2. the local hash table, the global hash table are printed; the bit vectors for the local attributes are then printed on a per-basic-block basis.
3. the global hash table is printed, followed by the bit vectors for the partial redundancy data flow analysis.
4. the global hash table is printed, followed by the bit vectors to determine the live ranges of global common subexpressions.
5. the global hash table is printed, followed by the live range information for all the register-residing candidates, followed by the bit vectors related to register allocation.
6. a trace of the global register allocation via priority-based coloring is printed.
7. the inter-procedural register allocation information is printed.
I have not tried to reverse engineer any of the formats.

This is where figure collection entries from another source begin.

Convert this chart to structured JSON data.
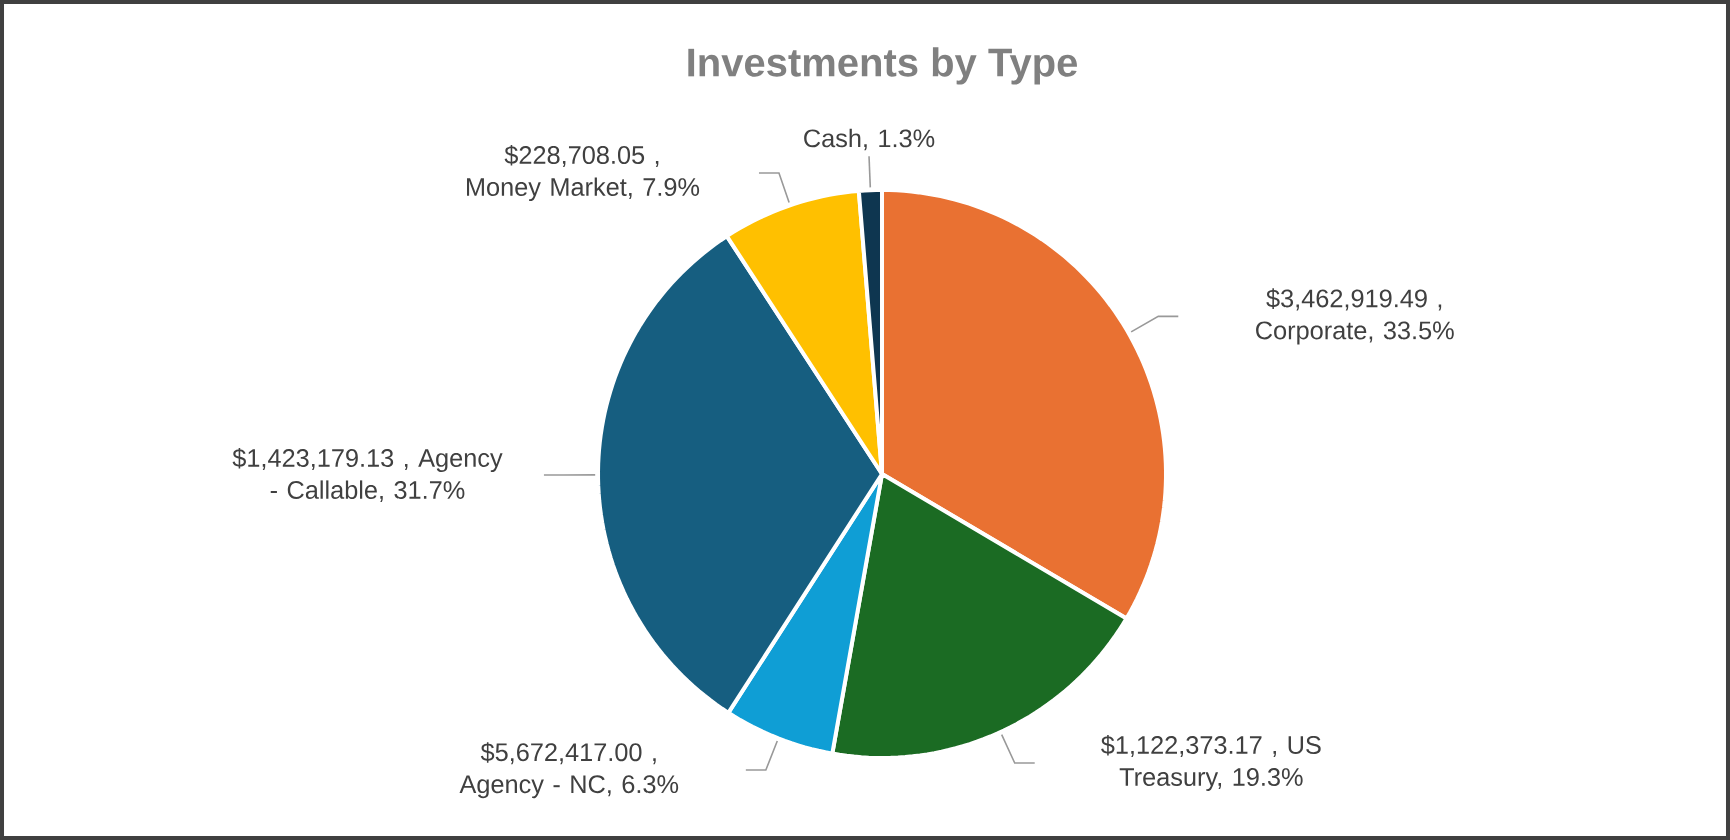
{
  "chart_data": {
    "type": "pie",
    "title": "Investments by Type",
    "categories": [
      "$3,462,919.49 , Corporate, 33.5%",
      "$1,122,373.17 , US Treasury, 19.3%",
      "$5,672,417.00 , Agency - NC, 6.3%",
      "$1,423,179.13 , Agency - Callable, 31.7%",
      "$228,708.05 , Money Market, 7.9%",
      "Cash, 1.3%"
    ],
    "values": [
      33.5,
      19.3,
      6.3,
      31.7,
      7.9,
      1.3
    ],
    "colors": [
      "#e97132",
      "#1b6b23",
      "#0f9ed5",
      "#165e80",
      "#ffc000",
      "#0e3650"
    ]
  }
}
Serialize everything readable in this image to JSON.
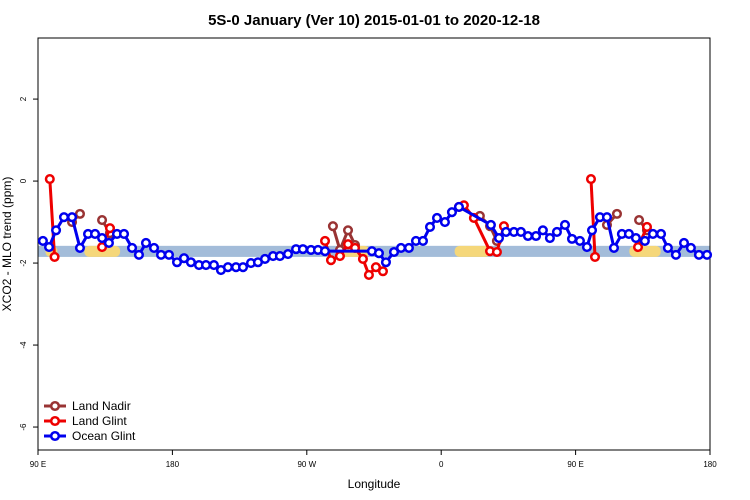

Example output for "-Wo,-zdbug:6": https://gist.github.com/simonlindholm/968fdb616544377555d626039004bf46
### `ugen` debug traces
`ugen` also has debug traces, available using `-Wc,-d`. Example output: https://gist.github.com/simonlindholm/6325556897d903e7684e91691f28713a
`ugen` dumps the tree at certain points: (TODO: are these points always the same?)
- "after Build"
- "after Translate"
- "after 1st localopt"
- "after 1st label phase"
- "after 2nd label phase"
DataType (`dtype`):
- `A` - address (pointer)
- `U` - procedure entry point
- `F` - C pointer to function
- `H` - address that only points to heap
- `J` - integer, single word
- `L` - non-negative integer, single word
- `M` - array or record
- `P` - procedure, untyped
- `Q` - real, double word
- `R` - real, single word
- `S` - set
- `X` - extended precision
- `G` - address of label
- `N` - non-local labels
- `I` - integer, double word
- `K` - unsigned integer, double word
- `X` - reserved
- `Z` - undefined
MemType (`mtype`):
- `Z`, -
- `M` - complex variables
- `P` - parameters
- `R` - register
- `S` - statically allocated memory
- `T` - temporaries
- `A` - Parameter build area
After the tree dumps, it posts a [Trace of current_lines?] and emits instructions
The `emit_*` lines are of the following form:
- `emit_{OPERAND_TYPES}`:
- `r` - single register
- `i` - intermediate
- `ll` - line offset
- `a` - address (offset)
- `o` - offset
- `b` - base
- `z{INSTRUCTION}` (TODO: why the `z` prefix?)
- `operands`:
- registers are of the form `xr{REGISTER_NUMBER}` (TODO: why the `x` prefix?)
The ugen pass is run after the uopt one.